Und weil zu jenem Rahmen auch eine weibliche Begleitung gehört, darf diese hier genauso reizvoll mit einstimmen. Gemäß des porträtierten Zeitkolorits wundert es sogar, dass der Film nicht weit sexistischer geworden ist, sobald er Gaby (Alicia Vikander) als Mittlerin zwischen den Ideologien einführt – die Tochter eines brillanten Atomwissenschaftlers, der für böse Machenschaften gefangen gehalten wird. In Italien soll sie sich als Verlobte Illyas ausgeben, der sich wiederum als Architekt ausgibt. Allerdings übernimmt sie schnell die Überhand, da sie in der Freizeit gerne Kerle catcht und im Vergleich zu ihren Begleitern mehr von Mode versteht – obwohl Solo und Kuryakin Marken und Dresscodes für alle Geschlechter auswendig kennen. Gaby und Illya kommen sich in dieser gegensätzlichen Verbindung näher, Napoleon nimmt es dagegen locker und tourt mit mehreren hübschen Damen herum – als Playboy, wie er im Buche steht. Schön wird es dann natürlich, als die Recken ihre jeweiligen Fähigkeiten vergleichen und widerwillig im Auftrag des Weltfriedens ergänzen müssen. Da wird im mediterranen Klima im Smoking und mit Lederhandschuh geprügelt, getrickst und geschossen. Ganz schön tough, aber auch mächtig trivial.

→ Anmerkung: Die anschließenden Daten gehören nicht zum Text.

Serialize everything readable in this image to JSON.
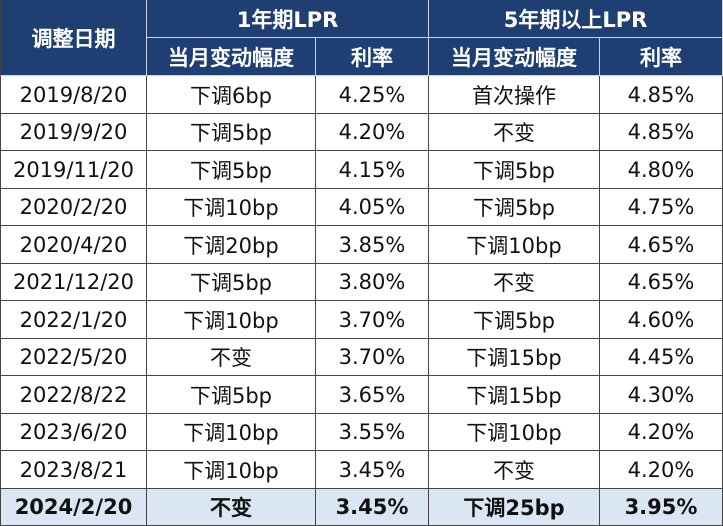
{
  "header": {
    "date": "调整日期",
    "groups": [
      "1年期LPR",
      "5年期以上LPR"
    ],
    "sub": [
      "当月变动幅度",
      "利率",
      "当月变动幅度",
      "利率"
    ]
  },
  "table": {
    "rows": [
      [
        "2019/8/20",
        "下调6bp",
        "4.25%",
        "首次操作",
        "4.85%"
      ],
      [
        "2019/9/20",
        "下调5bp",
        "4.20%",
        "不变",
        "4.85%"
      ],
      [
        "2019/11/20",
        "下调5bp",
        "4.15%",
        "下调5bp",
        "4.80%"
      ],
      [
        "2020/2/20",
        "下调10bp",
        "4.05%",
        "下调5bp",
        "4.75%"
      ],
      [
        "2020/4/20",
        "下调20bp",
        "3.85%",
        "下调10bp",
        "4.65%"
      ],
      [
        "2021/12/20",
        "下调5bp",
        "3.80%",
        "不变",
        "4.65%"
      ],
      [
        "2022/1/20",
        "下调10bp",
        "3.70%",
        "下调5bp",
        "4.60%"
      ],
      [
        "2022/5/20",
        "不变",
        "3.70%",
        "下调15bp",
        "4.45%"
      ],
      [
        "2022/8/22",
        "下调5bp",
        "3.65%",
        "下调15bp",
        "4.30%"
      ],
      [
        "2023/6/20",
        "下调10bp",
        "3.55%",
        "下调10bp",
        "4.20%"
      ],
      [
        "2023/8/21",
        "下调10bp",
        "3.45%",
        "不变",
        "4.20%"
      ],
      [
        "2024/2/20",
        "不变",
        "3.45%",
        "下调25bp",
        "3.95%"
      ]
    ]
  }
}
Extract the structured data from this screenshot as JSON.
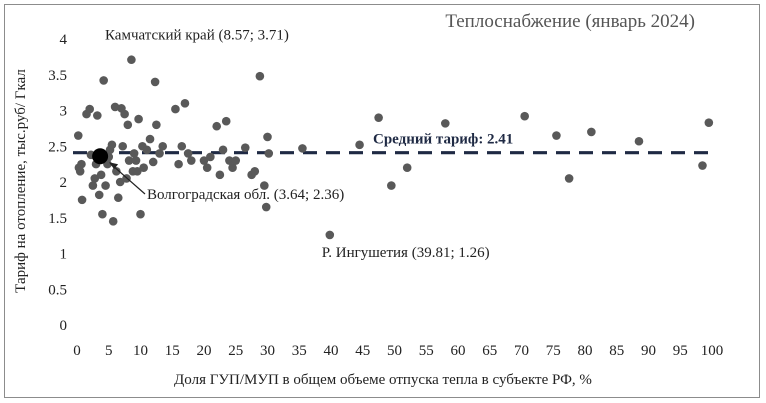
{
  "chart_data": {
    "type": "scatter",
    "title": "Теплоснабжение (январь 2024)",
    "xlabel": "Доля ГУП/МУП в общем объеме отпуска тепла в субъекте РФ, %",
    "ylabel": "Тариф на отопление, тыс.руб/ Гкал",
    "xlim": [
      0,
      100
    ],
    "ylim": [
      0,
      4
    ],
    "x_ticks": [
      "0",
      "5",
      "10",
      "15",
      "20",
      "25",
      "30",
      "35",
      "40",
      "45",
      "50",
      "55",
      "60",
      "65",
      "70",
      "75",
      "80",
      "85",
      "90",
      "95",
      "100"
    ],
    "y_ticks": [
      "0",
      "0.5",
      "1",
      "1.5",
      "2",
      "2.5",
      "3",
      "3.5",
      "4"
    ],
    "grid": false,
    "mean_line": {
      "value": 2.41,
      "label": "Средний тариф: 2.41",
      "color": "#1f2a44"
    },
    "point_color": "#595959",
    "highlight_color": "#000000",
    "annotations": [
      {
        "text": "Камчатский край (8.57; 3.71)",
        "x": 8.57,
        "y": 3.71
      },
      {
        "text": "Волгоградская обл. (3.64; 2.36)",
        "x": 3.64,
        "y": 2.36,
        "highlight": true
      },
      {
        "text": "Р. Ингушетия (39.81; 1.26)",
        "x": 39.81,
        "y": 1.26
      }
    ],
    "points": [
      {
        "x": 0.2,
        "y": 2.65
      },
      {
        "x": 0.3,
        "y": 2.2
      },
      {
        "x": 0.5,
        "y": 2.15
      },
      {
        "x": 0.7,
        "y": 2.25
      },
      {
        "x": 0.8,
        "y": 1.75
      },
      {
        "x": 1.5,
        "y": 2.95
      },
      {
        "x": 2.0,
        "y": 3.02
      },
      {
        "x": 2.2,
        "y": 2.38
      },
      {
        "x": 2.5,
        "y": 1.95
      },
      {
        "x": 2.8,
        "y": 2.05
      },
      {
        "x": 3.0,
        "y": 2.25
      },
      {
        "x": 3.2,
        "y": 2.93
      },
      {
        "x": 3.5,
        "y": 1.82
      },
      {
        "x": 3.8,
        "y": 2.1
      },
      {
        "x": 4.0,
        "y": 1.55
      },
      {
        "x": 4.2,
        "y": 3.42
      },
      {
        "x": 4.5,
        "y": 1.95
      },
      {
        "x": 4.8,
        "y": 2.25
      },
      {
        "x": 5.0,
        "y": 2.35
      },
      {
        "x": 5.2,
        "y": 2.45
      },
      {
        "x": 5.5,
        "y": 2.52
      },
      {
        "x": 5.7,
        "y": 1.45
      },
      {
        "x": 6.0,
        "y": 3.05
      },
      {
        "x": 6.2,
        "y": 2.15
      },
      {
        "x": 6.5,
        "y": 1.78
      },
      {
        "x": 6.8,
        "y": 2.0
      },
      {
        "x": 7.0,
        "y": 3.03
      },
      {
        "x": 7.2,
        "y": 2.5
      },
      {
        "x": 7.5,
        "y": 2.95
      },
      {
        "x": 7.8,
        "y": 2.05
      },
      {
        "x": 8.0,
        "y": 2.8
      },
      {
        "x": 8.2,
        "y": 2.3
      },
      {
        "x": 8.57,
        "y": 3.71
      },
      {
        "x": 8.8,
        "y": 2.15
      },
      {
        "x": 9.0,
        "y": 2.4
      },
      {
        "x": 9.3,
        "y": 2.3
      },
      {
        "x": 9.5,
        "y": 2.15
      },
      {
        "x": 9.7,
        "y": 2.88
      },
      {
        "x": 10.0,
        "y": 1.55
      },
      {
        "x": 10.3,
        "y": 2.5
      },
      {
        "x": 10.5,
        "y": 2.2
      },
      {
        "x": 11.0,
        "y": 2.45
      },
      {
        "x": 11.5,
        "y": 2.6
      },
      {
        "x": 12.0,
        "y": 2.28
      },
      {
        "x": 12.3,
        "y": 3.4
      },
      {
        "x": 12.5,
        "y": 2.8
      },
      {
        "x": 13.0,
        "y": 2.4
      },
      {
        "x": 13.5,
        "y": 2.5
      },
      {
        "x": 15.5,
        "y": 3.02
      },
      {
        "x": 16.0,
        "y": 2.25
      },
      {
        "x": 16.5,
        "y": 2.5
      },
      {
        "x": 17.0,
        "y": 3.1
      },
      {
        "x": 17.5,
        "y": 2.4
      },
      {
        "x": 18.0,
        "y": 2.3
      },
      {
        "x": 20.0,
        "y": 2.3
      },
      {
        "x": 20.5,
        "y": 2.2
      },
      {
        "x": 21.0,
        "y": 2.35
      },
      {
        "x": 22.0,
        "y": 2.78
      },
      {
        "x": 22.5,
        "y": 2.1
      },
      {
        "x": 23.0,
        "y": 2.45
      },
      {
        "x": 23.5,
        "y": 2.85
      },
      {
        "x": 24.0,
        "y": 2.3
      },
      {
        "x": 24.5,
        "y": 2.2
      },
      {
        "x": 25.0,
        "y": 2.3
      },
      {
        "x": 26.5,
        "y": 2.48
      },
      {
        "x": 27.5,
        "y": 2.1
      },
      {
        "x": 28.0,
        "y": 2.15
      },
      {
        "x": 28.8,
        "y": 3.48
      },
      {
        "x": 29.5,
        "y": 1.95
      },
      {
        "x": 29.8,
        "y": 1.65
      },
      {
        "x": 30.0,
        "y": 2.63
      },
      {
        "x": 30.2,
        "y": 2.4
      },
      {
        "x": 35.5,
        "y": 2.47
      },
      {
        "x": 39.81,
        "y": 1.26
      },
      {
        "x": 44.5,
        "y": 2.52
      },
      {
        "x": 47.5,
        "y": 2.9
      },
      {
        "x": 49.5,
        "y": 1.95
      },
      {
        "x": 52.0,
        "y": 2.2
      },
      {
        "x": 58.0,
        "y": 2.82
      },
      {
        "x": 70.5,
        "y": 2.92
      },
      {
        "x": 75.5,
        "y": 2.65
      },
      {
        "x": 77.5,
        "y": 2.05
      },
      {
        "x": 81.0,
        "y": 2.7
      },
      {
        "x": 88.5,
        "y": 2.57
      },
      {
        "x": 98.5,
        "y": 2.23
      },
      {
        "x": 99.5,
        "y": 2.83
      }
    ]
  }
}
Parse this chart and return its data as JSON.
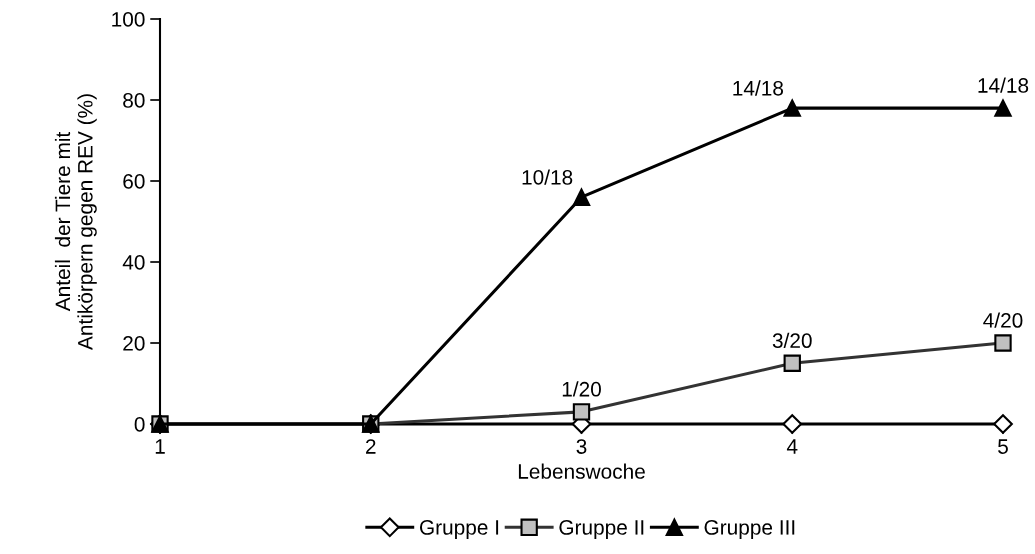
{
  "chart_data": {
    "type": "line",
    "xlabel": "Lebenswoche",
    "ylabel": "Anteil  der Tiere mit\nAntikörpern gegen REV (%)",
    "x": [
      1,
      2,
      3,
      4,
      5
    ],
    "xlim": [
      1,
      5
    ],
    "xticks": [
      1,
      2,
      3,
      4,
      5
    ],
    "ylim": [
      0,
      100
    ],
    "yticks": [
      0,
      20,
      40,
      60,
      80,
      100
    ],
    "grid": false,
    "legend": "bottom",
    "series": [
      {
        "name": "Gruppe I",
        "color": "#ffffff",
        "marker": "diamond",
        "values": [
          0,
          0,
          0,
          0,
          0
        ]
      },
      {
        "name": "Gruppe II",
        "color": "#c0c0c0",
        "marker": "square",
        "values": [
          0,
          0,
          3,
          15,
          20
        ],
        "value_labels": [
          null,
          null,
          "1/20",
          "3/20",
          "4/20"
        ]
      },
      {
        "name": "Gruppe III",
        "color": "#000000",
        "marker": "triangle",
        "values": [
          0,
          0,
          56,
          78,
          78
        ],
        "value_labels": [
          null,
          null,
          "10/18",
          "14/18",
          "14/18"
        ]
      }
    ]
  }
}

Grund genug für Ritchie, den Spaß mit einer Lust zu untermauern, die zu einigen der spaßigsten Sequenzen des Kinojahres führt. Da wird ein routiniertes Actionszenario nebenbei geklärt, um Stullen, Trauben und Wein im Körbchen zu finden. Da eskaliert die Suche nach einer alten Uhr zum explosiven Extrem, ohne dass Solo schwitzt. Da verwandelt sich die Inselburg durch ein amphibisches Ungetüm zum Offroad-Abenteuer im Schlamm, bei dem der Soundtrack so heftig peitscht, als wäre George Miller im Eurochic gelandet. Ohnehin ist die Stilechtheit ausgefeilt genug, dass zwischen Titeln von Stelvio Cipriani und Ennio Morricone jedes originelle Musikstück als Weiterentwicklung spürbar wird – gleiches gilt für die visuelle Note, die eine ähnliche Sprache spricht. Man bemerke allein, wie kompakt und clever Ritchie seine Sequenzen sowie Charaktere aufbaut, Dampf macht und Situationen mit reißender Kraft vorwegnimmt, um sie im Nachhinein als ausgeklügeltes Spiel zu offenbaren – wie in einem formvollendeten Giallo, doch ebenso weit hergeholt wie bei einem typischen Agentenfilm von damals. Harry Hart aus „Kingsman – The Secret Service“ wäre höchst erfreut.
Nun sollte bei aller Lust und Laune aber nicht erwartet werden, dass „Codename U.N.C.L.E.“ sein Genre revolutioniert oder künstlerischen Mehrwert bietet, der Hintergründe aufdeckt. Für jene, die mit derartigem Anspruch an diesen Film herantreten, dürfte es also problematisch werden – wie auch politische Korrektheit eher zweitrangig ist und Style over substance als entschiedenes Motto wirkt. Glücklicherweise verhandelt der Film aber auch nicht mehr Versprechen, als er beanspruchen will und erschafft im Umkehrschluss Nervenkitzel und Witz, bei denen ein Geschick angewendet wird, wie es ausschließlich freche Briten hinzukriegen scheinen. Und wenn ein Film dieses Jahr für freche Jungs mit Faible für Vintage greatness hergestellt worden zu sein scheint, dann dieser hier.